No, Mace wasn’t happy. At all. Okay, sure, logically, he could admit that Blade and Scotty had done the right thing. And maybe they even believed that this could be forgotten. But the cork was out of the bottle, and no one was putting it in again.

Putting it in.

Blade had put it in, all right. Anger and jealousy clawed at the raw wound gouged in Mace’s heart. Blade had been the one to take her virginity. He’d gone through a unique experience with her, had given her a once-in-a-lifetime memory that Mace could never repeat or be part of.

“I’m sorry, Mace,” Scotty said quietly. “But it wasn’t any different than when you guys saved me from that sea demon a while back.

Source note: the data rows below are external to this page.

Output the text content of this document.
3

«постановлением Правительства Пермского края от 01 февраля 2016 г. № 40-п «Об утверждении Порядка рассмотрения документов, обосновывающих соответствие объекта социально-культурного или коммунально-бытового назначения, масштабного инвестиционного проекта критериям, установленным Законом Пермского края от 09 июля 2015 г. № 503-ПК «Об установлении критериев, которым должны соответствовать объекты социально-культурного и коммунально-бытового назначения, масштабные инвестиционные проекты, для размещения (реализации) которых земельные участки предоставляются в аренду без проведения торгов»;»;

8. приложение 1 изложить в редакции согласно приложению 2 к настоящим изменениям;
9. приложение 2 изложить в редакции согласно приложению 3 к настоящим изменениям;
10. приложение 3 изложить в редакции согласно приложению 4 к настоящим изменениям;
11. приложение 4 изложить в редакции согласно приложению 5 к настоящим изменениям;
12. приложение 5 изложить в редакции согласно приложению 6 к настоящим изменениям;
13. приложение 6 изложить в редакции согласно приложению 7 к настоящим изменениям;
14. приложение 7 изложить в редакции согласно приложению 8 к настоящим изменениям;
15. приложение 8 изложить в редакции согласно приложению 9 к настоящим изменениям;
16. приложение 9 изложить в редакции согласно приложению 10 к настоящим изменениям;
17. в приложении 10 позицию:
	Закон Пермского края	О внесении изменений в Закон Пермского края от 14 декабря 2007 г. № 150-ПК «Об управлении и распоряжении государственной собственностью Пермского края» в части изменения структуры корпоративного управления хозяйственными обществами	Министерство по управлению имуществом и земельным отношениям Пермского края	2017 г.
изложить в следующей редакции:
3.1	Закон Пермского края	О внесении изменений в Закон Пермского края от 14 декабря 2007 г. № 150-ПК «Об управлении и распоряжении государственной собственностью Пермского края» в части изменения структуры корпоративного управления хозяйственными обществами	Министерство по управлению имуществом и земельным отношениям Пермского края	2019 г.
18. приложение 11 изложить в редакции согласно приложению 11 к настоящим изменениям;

Or when Blade restarted your heart that one time. Or when I gave you my blood a couple of days ago. We help each other.”

Mace wanted to flip out. He wanted to break things. Punch things. Kill things. He considered what his parents would do. Wraith would probably go the kill-things route. But Lore and Idess would tell him to stay calm. Remove himself from the situation and think about it.

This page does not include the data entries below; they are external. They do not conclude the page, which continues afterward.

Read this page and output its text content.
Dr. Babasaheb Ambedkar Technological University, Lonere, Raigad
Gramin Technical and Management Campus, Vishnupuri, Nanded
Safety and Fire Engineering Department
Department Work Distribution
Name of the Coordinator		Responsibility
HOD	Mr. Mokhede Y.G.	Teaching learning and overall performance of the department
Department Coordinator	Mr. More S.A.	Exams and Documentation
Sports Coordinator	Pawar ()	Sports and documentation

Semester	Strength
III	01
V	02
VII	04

Unfortunately, that wasn’t how Mace was built. He was more of a deflector than a thinker. He liked to rile others, but he didn’t like being riled up himself. Yup, he was a Gargantua demon-sized hypocrite, but he didn’t care. He didn’t like conflict in his life. Keep shit simple.

There was nothing simple about this situation, which meant he had to be the one to simplify it. Fortunately, he could lie to himself as convincingly as he lied to everyone else.

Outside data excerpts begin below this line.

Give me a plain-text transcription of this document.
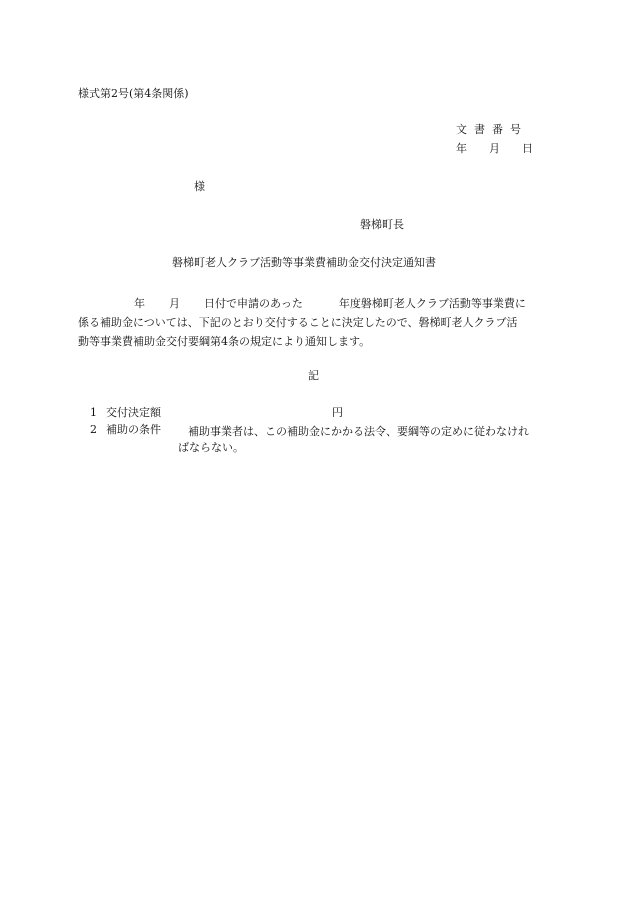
様式第2号(第4条関係)
文書番号
年 月 日
様
磐梯町長
磐梯町老人クラブ活動等事業費補助金交付決定通知書
年 月 日付で申請のあった	年度磐梯町老人クラブ活動等事業費に
係る補助金については、下記のとおり交付することに決定したので、磐梯町老人クラブ活
動等事業費補助金交付要綱第4条の規定により通知します。
記
1 交付決定額	円
2 補助の条件 補助事業者は、この補助金にかかる法令、要綱等の定めに従わなけれ
ばならない。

Taking a deep, rattling breath, he nodded and pasted on a smile. “S’okay. All’s forgiven.”

Scotty’s eyes narrowed into skeptical, glittering slits. “Really?”

“Yeah.” No. He looked over at Blade and continued the lies. “Sorry about the sucker punch.” No, he wasn’t. “If it makes you feel any better, my knuckles hurt. You have a hard face.” That part was true.

Blade reached up to test his swollen jaw. “It does make me feel better. But you know how you can make it up to me?”

Mace groaned. He knew what was coming. “You want to beat me in a game of Dragon Bait.” The virtual reality game was one of the few in which Blade could kick Mace’s ass, and he did it handily. So handily that it was humiliating.

“Better.” Blade’s smirk was downright evil. “I want you to spar with Ares next week when we train.”

Scotty whistled, low and long. “Wow. That’s harsh.” Then she flashed a grin as wicked as Blade’s. “But fitting.”

Fuck. Mace hated sparring with Ares. Everyone did. The guy trained like he fought and gave no quarter. Well, he didn’t kill you, so that could be considered quarter. Sort of. Because by the end of the lesson, you wished you were dead.

“I deserve that,” Mace said with a lightness he didn’t feel. He did, however, feel the need to drown himself in alcohol and forget that any of this ever happened. At least, temporarily. “We done here? Because the smell of the steak on the grill is killing me.”

Scotty nodded. “Let’s go.”

He held out his fist. “Team up.”

They touched fists, the same as they’d done a thousand times. Felt the same. Looked the same.

But it wasn’t. Scotty’s smile was too sappy. Blade’s was too forced.

As they traipsed out the door, laughing and joking like everything was back to normal, he had a feeling that nothing would ever be normal again.